A dívida privada convertida em dívida pública, uma banca enxameada por banqueiros porno-ricos, actuais e de antanho, perdões fiscais inexplicáveis, fuga para offshores com o alto patrocínio de governantes neoliberais , a tudo isto este jose diz nada. O seu jogo é o oposto

Temos assim direito ao fadinho da “fixação pela liberalização do défice” e todas as tretas associadas

S.T. disse...

Convinha perceber a dinâmica da sustentabilidade da dívida pública antes de dizer disparates, Herr José.

Este artigo pode ajudar:

https://www.forbes.com/sites/francescoppola/2018/04/17/everything-youve-been-told-about-government-debt-is-wrong/#203498ca314f

Básicamente a sustentabilidade depende do diferencial entre os juros da dívida e o crescimento do produto interno bruto nominal. Há várias formas de encarar o problema. Pelo ponto de vista do pensamento primário da CE há que actuar no sentido de reduzir o stock da dívida. Só que essa abordagem tem falhado miseravelmente em todos os países da EU em que tem sido aplicado.

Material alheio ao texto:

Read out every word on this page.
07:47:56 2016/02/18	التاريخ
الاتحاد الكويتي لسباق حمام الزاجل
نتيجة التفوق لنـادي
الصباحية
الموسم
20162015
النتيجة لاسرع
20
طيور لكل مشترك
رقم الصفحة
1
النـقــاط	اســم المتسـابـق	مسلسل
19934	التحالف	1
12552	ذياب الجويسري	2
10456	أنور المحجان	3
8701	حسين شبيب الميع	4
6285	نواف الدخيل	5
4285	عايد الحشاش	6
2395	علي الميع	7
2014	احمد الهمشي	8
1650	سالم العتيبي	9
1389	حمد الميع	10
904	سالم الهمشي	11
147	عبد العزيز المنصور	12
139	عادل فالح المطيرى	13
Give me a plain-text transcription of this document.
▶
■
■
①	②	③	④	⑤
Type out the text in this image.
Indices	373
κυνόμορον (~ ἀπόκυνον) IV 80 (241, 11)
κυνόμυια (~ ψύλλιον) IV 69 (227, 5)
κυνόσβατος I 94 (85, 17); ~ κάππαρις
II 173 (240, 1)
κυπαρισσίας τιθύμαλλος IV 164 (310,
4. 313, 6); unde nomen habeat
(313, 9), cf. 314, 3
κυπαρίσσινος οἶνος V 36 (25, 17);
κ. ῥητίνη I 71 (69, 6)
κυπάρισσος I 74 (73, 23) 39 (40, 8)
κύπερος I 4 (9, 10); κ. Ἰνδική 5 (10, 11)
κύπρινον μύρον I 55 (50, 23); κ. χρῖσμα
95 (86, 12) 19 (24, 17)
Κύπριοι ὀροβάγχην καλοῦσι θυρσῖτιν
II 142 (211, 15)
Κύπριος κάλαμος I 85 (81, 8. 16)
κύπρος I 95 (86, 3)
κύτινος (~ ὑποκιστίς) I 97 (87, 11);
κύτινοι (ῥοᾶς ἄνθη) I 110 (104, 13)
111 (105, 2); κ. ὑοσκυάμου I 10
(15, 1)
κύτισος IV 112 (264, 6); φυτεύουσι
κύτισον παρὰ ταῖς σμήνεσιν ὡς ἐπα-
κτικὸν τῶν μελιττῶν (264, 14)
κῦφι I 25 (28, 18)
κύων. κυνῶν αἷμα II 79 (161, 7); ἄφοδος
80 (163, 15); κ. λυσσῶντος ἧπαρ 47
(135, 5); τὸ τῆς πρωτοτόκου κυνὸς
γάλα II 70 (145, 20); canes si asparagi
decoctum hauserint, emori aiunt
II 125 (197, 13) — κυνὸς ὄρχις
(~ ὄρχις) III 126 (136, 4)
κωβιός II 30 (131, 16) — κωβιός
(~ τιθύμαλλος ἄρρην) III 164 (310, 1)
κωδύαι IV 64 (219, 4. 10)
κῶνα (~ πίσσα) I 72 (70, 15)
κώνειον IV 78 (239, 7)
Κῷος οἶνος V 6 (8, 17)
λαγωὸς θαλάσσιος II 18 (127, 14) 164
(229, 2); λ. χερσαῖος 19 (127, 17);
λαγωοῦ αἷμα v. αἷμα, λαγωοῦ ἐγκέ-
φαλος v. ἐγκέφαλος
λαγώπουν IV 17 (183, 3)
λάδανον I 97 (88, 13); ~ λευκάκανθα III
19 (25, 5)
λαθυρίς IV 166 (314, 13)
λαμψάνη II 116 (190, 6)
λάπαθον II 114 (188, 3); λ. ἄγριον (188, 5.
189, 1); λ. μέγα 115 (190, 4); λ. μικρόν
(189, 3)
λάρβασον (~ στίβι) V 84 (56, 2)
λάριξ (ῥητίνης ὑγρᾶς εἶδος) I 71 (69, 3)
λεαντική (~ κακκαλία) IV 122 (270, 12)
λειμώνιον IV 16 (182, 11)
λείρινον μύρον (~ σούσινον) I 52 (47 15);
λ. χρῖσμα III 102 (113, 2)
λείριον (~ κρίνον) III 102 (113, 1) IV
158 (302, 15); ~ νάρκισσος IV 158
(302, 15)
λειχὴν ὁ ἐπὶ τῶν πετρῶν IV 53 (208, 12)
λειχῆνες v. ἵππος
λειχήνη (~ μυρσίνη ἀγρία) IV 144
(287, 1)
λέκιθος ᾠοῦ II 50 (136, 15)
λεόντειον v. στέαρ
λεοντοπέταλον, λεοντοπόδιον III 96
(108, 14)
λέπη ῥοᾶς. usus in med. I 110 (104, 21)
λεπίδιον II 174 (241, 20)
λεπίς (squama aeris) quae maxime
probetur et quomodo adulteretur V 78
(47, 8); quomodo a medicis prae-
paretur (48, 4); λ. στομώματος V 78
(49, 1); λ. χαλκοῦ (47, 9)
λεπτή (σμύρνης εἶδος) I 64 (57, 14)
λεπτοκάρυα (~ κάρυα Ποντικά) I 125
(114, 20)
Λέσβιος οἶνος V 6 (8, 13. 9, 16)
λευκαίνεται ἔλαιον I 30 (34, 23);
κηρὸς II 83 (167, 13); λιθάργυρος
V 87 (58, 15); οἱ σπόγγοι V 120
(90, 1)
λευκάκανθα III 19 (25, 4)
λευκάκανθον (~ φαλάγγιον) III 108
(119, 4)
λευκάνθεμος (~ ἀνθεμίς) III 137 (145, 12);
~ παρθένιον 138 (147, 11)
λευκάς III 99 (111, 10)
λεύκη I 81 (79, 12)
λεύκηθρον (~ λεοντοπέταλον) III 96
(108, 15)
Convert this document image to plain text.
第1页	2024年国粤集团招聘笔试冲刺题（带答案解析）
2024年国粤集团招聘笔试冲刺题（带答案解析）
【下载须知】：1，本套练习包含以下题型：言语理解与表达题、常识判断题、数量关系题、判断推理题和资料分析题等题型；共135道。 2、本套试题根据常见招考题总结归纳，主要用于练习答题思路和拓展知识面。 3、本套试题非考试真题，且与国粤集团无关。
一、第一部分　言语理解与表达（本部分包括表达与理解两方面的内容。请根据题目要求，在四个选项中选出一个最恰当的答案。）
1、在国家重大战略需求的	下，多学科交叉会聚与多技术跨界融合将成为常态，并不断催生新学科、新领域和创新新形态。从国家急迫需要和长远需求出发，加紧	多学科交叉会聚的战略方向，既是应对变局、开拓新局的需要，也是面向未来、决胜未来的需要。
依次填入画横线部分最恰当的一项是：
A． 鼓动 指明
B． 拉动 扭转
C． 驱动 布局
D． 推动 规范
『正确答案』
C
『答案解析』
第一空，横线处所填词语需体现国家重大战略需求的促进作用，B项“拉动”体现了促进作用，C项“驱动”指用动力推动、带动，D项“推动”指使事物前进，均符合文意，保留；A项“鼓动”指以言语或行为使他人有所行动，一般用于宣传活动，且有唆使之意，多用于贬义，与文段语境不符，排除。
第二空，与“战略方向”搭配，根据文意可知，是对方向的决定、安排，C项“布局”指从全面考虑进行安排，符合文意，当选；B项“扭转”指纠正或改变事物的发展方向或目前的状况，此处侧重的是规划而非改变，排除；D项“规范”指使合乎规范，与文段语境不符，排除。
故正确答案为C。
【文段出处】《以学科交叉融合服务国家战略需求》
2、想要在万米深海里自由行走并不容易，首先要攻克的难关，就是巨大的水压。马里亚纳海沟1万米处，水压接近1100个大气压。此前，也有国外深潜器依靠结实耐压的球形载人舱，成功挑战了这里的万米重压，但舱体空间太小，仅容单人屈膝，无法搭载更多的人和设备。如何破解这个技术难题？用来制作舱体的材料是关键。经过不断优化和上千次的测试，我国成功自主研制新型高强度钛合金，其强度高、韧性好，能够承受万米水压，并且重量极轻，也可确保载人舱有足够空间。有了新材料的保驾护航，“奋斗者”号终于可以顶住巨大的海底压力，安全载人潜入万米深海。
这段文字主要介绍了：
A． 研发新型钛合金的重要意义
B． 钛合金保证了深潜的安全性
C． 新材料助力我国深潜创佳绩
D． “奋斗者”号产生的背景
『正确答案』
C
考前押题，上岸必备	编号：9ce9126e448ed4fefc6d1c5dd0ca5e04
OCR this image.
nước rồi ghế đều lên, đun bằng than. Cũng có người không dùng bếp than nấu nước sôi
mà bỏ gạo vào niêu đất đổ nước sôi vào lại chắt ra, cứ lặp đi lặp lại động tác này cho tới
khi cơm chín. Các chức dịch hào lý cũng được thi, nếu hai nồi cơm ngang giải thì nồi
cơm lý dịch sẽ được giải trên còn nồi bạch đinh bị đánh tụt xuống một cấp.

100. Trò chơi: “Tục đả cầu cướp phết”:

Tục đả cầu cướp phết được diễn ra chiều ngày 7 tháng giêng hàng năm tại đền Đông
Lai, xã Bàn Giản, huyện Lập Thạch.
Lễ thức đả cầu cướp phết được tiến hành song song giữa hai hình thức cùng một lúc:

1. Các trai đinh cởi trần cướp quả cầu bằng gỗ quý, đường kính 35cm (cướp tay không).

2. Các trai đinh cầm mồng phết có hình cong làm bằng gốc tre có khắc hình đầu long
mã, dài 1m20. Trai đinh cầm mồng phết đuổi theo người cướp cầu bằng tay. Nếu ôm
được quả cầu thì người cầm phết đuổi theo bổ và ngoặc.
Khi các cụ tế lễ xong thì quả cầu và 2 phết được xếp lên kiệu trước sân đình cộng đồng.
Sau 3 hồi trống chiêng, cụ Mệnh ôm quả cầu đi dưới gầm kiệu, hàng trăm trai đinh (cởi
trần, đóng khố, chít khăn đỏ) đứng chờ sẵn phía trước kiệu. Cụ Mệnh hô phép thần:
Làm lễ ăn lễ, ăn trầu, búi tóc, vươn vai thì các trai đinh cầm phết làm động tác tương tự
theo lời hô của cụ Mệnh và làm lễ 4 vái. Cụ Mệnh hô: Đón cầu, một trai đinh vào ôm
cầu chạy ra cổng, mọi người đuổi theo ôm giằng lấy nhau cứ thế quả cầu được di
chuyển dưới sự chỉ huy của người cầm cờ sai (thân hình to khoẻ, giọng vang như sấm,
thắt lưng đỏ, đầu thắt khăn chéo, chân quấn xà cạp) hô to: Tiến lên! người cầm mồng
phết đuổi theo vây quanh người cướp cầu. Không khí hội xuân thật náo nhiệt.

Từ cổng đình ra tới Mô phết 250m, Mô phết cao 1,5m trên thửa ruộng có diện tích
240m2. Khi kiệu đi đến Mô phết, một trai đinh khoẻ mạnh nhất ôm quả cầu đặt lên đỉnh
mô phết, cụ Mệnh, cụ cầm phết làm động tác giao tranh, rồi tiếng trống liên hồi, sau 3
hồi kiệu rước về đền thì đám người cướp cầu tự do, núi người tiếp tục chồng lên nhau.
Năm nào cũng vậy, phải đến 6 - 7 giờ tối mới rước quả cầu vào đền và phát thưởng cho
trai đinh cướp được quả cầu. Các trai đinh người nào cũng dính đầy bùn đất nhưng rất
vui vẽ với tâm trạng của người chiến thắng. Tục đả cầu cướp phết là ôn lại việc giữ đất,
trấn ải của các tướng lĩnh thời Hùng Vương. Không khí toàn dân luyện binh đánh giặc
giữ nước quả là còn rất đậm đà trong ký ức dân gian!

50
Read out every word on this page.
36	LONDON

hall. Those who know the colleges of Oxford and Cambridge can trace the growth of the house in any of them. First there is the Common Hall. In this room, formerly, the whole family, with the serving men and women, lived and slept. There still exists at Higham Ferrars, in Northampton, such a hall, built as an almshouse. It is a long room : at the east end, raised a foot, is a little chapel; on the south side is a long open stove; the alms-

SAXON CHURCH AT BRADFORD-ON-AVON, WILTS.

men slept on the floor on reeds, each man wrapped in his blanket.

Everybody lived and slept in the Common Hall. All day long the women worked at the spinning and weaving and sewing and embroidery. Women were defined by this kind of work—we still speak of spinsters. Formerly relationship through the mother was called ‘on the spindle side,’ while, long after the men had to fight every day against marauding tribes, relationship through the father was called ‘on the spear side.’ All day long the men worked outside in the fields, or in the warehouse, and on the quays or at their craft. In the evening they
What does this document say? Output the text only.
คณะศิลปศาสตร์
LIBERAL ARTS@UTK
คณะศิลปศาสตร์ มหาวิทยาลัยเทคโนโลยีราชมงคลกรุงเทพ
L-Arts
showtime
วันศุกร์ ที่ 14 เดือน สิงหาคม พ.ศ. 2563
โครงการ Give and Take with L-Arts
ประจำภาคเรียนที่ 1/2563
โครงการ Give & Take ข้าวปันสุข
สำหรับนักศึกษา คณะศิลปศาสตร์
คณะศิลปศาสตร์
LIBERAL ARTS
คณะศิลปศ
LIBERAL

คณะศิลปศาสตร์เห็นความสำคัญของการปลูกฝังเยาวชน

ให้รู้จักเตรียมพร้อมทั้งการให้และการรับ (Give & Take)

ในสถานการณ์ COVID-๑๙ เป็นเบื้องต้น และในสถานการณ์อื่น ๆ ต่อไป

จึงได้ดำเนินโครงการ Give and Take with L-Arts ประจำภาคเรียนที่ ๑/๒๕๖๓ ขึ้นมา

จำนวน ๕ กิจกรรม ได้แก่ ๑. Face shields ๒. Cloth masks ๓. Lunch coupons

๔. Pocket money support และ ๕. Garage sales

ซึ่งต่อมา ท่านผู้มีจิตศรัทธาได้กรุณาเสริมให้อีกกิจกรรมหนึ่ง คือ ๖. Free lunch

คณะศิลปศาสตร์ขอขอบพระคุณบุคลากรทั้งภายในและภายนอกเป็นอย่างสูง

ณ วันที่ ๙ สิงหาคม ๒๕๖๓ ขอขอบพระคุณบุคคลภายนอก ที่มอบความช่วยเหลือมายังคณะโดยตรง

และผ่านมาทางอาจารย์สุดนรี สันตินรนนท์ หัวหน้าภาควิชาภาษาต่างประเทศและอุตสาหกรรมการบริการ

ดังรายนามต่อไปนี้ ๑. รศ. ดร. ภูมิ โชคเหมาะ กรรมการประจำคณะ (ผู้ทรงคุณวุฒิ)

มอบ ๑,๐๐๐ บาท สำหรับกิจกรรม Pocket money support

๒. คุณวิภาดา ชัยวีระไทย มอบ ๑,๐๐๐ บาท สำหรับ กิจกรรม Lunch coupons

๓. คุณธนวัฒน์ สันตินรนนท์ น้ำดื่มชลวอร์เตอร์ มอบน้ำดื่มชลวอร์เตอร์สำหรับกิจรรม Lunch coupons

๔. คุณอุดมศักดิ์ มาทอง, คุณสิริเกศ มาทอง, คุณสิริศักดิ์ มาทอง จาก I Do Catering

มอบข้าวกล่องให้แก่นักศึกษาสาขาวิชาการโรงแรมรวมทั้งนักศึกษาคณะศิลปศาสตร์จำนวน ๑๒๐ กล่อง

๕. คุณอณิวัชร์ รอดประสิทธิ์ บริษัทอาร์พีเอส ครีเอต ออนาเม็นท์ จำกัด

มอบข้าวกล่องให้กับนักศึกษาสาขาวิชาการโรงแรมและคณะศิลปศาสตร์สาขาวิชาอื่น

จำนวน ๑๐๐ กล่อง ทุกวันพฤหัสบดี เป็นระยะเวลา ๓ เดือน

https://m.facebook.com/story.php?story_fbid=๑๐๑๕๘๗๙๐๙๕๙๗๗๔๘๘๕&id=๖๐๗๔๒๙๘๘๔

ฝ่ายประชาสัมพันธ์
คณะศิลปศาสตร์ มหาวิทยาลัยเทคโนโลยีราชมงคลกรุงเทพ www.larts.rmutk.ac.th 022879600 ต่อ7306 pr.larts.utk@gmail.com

O governo italiano propõe-se intervir na outra variável, a do crescimento do PIB.

Para uma abordagem mais aprofundada a S.ra Francis Copolla dá o link de um trabalho de um pesquisador do IMF/FMI:

https://www.imf.org/en/Publications/WP/Issues/2018/04/11/Interest-Growth-Differentials-and-Debt-Limits-in-Advanced-Economies-45794

Herr José esquece-se que em sociedades capitalistas o consumo é o motor da economia. Se quiser asfixiar o consumo que a "despesa" proporciona podemos discutir o caso dentro da lógica da economia planificada, mas suspeito que não seja essa a sua intenção. LOL

A lógica keynesiana implica que os governos devem ter uma política fiscal contracíclica, aumentando a despesa quando a economia contrai e cortando-a quando a economia está em expansão.

S.T.

S.T. disse...

O texto do post esclarece a intenção confessa por parte das elites da core-EU de blindarem ainda mais o corpo regulamentar da EU, reforçando a sua vantagem face aos países periféricos.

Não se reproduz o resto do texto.